On all but the nostalgic opening track, Diane describes herself as the initiator of the break up. ‘I’ve got to let you go’ she sings on ‘About Farewell’. It’s interesting that she paints herself in a fairly unsympathetic, even harsh light, and yet it makes for an interesting twist when most break up songs are sung from the victim’s perspective. On ‘Before the Leaving’ she describes how she revved herself up to leave her husband. She paints a picture of the hotels, roads, trucks, seats, curtains – normal objects that are cast in a sad shadow by the prospect of what’s to come. Diane has been very open in interviews about her personal life and what she’s revealed can’t help but colour your interpretation of these songs; and yet just enough is left to the imagination.

Diane worked on the record mostly on her own, which adds a sparseness that matches the thematic isolation. Her backing band are notable by their absence; the only voices you hear are hers and most songs feature only one or two instruments. Sad piano here, delicate guitar there, some atmospheric percussion or string arrangements if you’re lucky. It works to the extent that it makes for a dark and appropriately melancholy musical experience, but it does leave the record feeling a touch two dimensional. A bit more variety would perhaps make this an album you would want to listen to time and time again, as it is you feel you have sufficiently explored it after a few close listens.

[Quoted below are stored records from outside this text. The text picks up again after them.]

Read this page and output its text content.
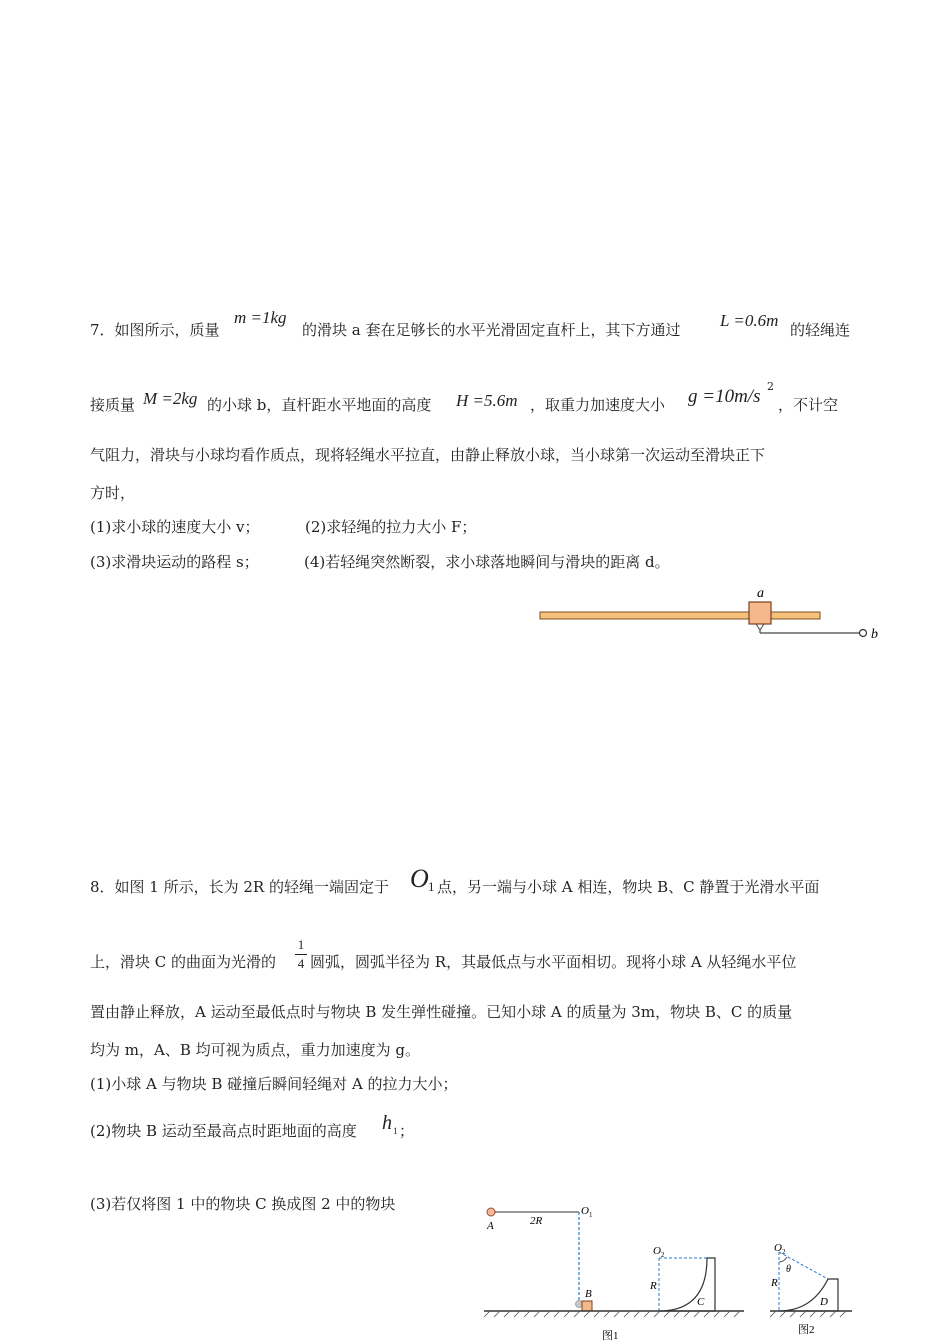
7．如图所示，质量
m =1kg
的滑块 a 套在足够长的水平光滑固定直杆上，其下方通过 L =0.6m 的轻绳连
接质量 M =2kg 的小球 b，直杆距水平地面的高度 H =5.6m ，取重力加速度大小 g =10m/s 2
，不计空
气阻力，滑块与小球均看作质点，现将轻绳水平拉直，由静止释放小球，当小球第一次运动至滑块正下
方时，
(1)求小球的速度大小 v；	(2)求轻绳的拉力大小 F；
(3)求滑块运动的路程 s；	(4)若轻绳突然断裂，求小球落地瞬间与滑块的距离 d。
a
b
8．如图 1 所示，长为 2R 的轻绳一端固定于 O 1 点，另一端与小球 A 相连，物块 B、C 静置于光滑水平面
上，滑块 C 的曲面为光滑的
1
4 圆弧，圆弧半径为 R，其最低点与水平面相切。现将小球 A 从轻绳水平位
置由静止释放，A 运动至最低点时与物块 B 发生弹性碰撞。已知小球 A 的质量为 3m，物块 B、C 的质量
均为 m，A、B 均可视为质点，重力加速度为 g。
(1)小球 A 与物块 B 碰撞后瞬间轻绳对 A 的拉力大小；
(2)物块 B 运动至最高点时距地面的高度 h 1 ；
(3)若仅将图 1 中的物块 C 换成图 2 中的物块
A	2R
O 1
B
O 2
R
C
图1
O 2
θ
R
D
图2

No, there’s no hiding the fact that the lyrics are what make this such a worthwhile record. Thoughtful and considered, they are a world away from the Taylor Swift school of heartbreak that has dominated pop music for years. My favourite break-up song is ‘Most of the Time’ by Dylan, a song that doesn’t indulge in the stormy aftermath of his divorce but picks up years afterwards, at a point in Dylan’s life when he was happy ‘most of the time’ – the implication being that from time to time he was still pretty sad. The song is great for what it implies and for what it leaves out rather than what it knocks you over the head with. And that’s the same quality that makes ‘About Farewell’ such a good record. Diane doesn’t knock you over the head with her emotions and she doesn’t spill her heart all over the carpet. It quietly, but surely, finds truth and subtly reveals it. ‘Said what I needed to say I guess’ she sings on album closer, and that’s exactly what she’s done. It’s what she doesn’t say that makes this such an impressive record.